June 6th marks the 70th anniversary of D-Day, when Allied forces stormed the beaches of Normandy to gain a key strategic foothold in German-occupied western Europe. Canadian forces figured prominently in the invasion’s success, and also in the heavy casualties that were suffered.
In the days leading to the invasion, the thoughts of the Allied troops must have turned to their loved ones back home. Many of them would have written letters, and some also would have written their wills. But in making a will, it may not have been practical to follow all the formalities that their lawyers back home would have insisted on.
The law in B.C. has for many years given special treatment to military wills, and B.C.’s Wills, Estates and Succession Act (WESA) continues to do so. Section 38 of WESA provides that a member of the Canadian Forces while placed on active service may make a valid will that is signed only by the will-maker without witnesses.
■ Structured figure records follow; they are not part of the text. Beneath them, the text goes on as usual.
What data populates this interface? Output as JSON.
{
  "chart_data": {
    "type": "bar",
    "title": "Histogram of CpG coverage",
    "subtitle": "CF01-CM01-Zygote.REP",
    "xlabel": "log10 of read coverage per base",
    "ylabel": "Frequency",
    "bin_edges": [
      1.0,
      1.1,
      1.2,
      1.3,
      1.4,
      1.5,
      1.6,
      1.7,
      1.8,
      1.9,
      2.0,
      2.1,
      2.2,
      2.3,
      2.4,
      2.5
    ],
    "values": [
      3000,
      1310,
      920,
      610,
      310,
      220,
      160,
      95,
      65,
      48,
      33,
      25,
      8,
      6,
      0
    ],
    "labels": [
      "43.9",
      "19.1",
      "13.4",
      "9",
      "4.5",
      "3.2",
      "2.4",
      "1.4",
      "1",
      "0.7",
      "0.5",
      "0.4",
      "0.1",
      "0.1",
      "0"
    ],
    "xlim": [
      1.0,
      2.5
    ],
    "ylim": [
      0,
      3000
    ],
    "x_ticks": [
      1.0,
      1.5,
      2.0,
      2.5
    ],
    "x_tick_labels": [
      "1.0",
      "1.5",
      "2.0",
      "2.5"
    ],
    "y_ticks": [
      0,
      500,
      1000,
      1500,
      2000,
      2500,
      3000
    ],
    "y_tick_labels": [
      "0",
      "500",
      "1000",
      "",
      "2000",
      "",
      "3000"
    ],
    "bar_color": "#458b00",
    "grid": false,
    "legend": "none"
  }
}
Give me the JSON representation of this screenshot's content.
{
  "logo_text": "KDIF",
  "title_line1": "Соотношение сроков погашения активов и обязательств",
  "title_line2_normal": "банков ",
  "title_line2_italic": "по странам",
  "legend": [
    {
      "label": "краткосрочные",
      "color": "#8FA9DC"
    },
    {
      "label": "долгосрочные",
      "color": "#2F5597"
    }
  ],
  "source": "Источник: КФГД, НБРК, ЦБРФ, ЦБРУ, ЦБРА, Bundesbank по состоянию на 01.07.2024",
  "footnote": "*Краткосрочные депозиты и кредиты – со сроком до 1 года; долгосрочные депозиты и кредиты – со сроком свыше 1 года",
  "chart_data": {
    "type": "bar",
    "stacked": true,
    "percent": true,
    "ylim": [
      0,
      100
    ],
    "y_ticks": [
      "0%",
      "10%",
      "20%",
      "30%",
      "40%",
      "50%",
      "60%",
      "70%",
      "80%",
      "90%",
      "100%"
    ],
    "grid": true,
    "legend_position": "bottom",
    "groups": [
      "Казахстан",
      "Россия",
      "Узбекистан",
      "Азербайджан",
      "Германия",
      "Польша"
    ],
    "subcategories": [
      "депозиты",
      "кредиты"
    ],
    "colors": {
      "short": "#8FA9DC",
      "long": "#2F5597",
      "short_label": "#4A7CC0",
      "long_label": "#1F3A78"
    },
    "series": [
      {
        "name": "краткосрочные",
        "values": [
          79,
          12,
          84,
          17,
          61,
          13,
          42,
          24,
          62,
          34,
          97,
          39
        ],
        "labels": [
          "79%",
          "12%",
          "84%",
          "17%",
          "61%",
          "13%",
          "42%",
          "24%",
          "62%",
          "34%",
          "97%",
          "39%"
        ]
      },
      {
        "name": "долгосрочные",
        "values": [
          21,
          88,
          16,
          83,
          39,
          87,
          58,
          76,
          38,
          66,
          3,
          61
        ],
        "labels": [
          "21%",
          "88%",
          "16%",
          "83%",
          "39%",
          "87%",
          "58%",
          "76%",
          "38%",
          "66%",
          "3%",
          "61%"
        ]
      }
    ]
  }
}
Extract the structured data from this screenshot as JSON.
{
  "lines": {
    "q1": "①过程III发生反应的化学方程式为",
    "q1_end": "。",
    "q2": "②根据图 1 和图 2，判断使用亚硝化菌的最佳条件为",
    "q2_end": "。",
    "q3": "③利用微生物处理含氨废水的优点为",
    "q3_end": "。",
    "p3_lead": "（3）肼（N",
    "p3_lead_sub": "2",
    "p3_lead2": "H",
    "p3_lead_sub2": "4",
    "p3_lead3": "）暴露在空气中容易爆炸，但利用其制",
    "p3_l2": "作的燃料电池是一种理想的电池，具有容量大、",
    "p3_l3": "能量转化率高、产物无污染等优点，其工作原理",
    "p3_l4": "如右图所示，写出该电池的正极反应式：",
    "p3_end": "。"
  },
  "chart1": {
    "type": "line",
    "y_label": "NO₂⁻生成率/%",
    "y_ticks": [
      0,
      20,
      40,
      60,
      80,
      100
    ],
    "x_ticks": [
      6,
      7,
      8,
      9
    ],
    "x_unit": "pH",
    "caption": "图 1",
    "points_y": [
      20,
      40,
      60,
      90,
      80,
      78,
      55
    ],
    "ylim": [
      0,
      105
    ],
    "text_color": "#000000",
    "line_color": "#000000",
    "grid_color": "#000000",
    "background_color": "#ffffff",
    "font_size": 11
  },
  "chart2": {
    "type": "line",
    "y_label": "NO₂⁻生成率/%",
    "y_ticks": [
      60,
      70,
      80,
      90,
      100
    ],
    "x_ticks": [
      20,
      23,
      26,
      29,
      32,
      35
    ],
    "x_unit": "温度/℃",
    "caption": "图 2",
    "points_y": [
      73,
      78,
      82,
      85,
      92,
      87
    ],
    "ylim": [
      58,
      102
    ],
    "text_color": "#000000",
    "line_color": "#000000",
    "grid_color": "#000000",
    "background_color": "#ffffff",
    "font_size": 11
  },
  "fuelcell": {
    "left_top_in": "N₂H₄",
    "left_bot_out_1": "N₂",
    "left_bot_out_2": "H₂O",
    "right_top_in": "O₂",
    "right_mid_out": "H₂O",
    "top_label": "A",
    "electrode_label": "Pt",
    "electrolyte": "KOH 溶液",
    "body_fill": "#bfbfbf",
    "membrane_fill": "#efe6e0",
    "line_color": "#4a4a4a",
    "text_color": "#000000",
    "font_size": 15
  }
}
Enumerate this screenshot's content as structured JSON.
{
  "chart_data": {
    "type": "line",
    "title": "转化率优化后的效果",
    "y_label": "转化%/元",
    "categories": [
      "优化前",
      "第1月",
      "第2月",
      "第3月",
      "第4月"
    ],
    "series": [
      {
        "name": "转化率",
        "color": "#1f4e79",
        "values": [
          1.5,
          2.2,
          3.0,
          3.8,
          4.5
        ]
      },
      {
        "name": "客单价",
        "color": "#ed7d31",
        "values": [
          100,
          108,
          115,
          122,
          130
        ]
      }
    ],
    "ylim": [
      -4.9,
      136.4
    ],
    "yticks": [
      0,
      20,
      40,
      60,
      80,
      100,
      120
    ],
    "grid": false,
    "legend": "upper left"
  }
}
In any other context, a valid will requires the signatures of two witnesses, although the court now has the power to declare a deficient will to be valid under section 58 of WESA. A signed military will can be accepted for probate without the need for the court to validate the will under section 58.
The special dispensation for military wills is meant to recognize that a simple, hastily drawn, battlefield will is marginally better than no will at all. Members of the Armed Forces should still seek to have a proper will drawn up as and when they are able.
If you would like to see examples of handwritten military wills, a good place to look would be this site maintained by National Records of Scotland. They have recently published 31,000 Scottish soldiers’ wills from the First and Second World Wars and other conflicts.
We are grateful to the men and women of the Canadian Forces, past and present, for their willingness to put their lives in harm’s way for the greater good.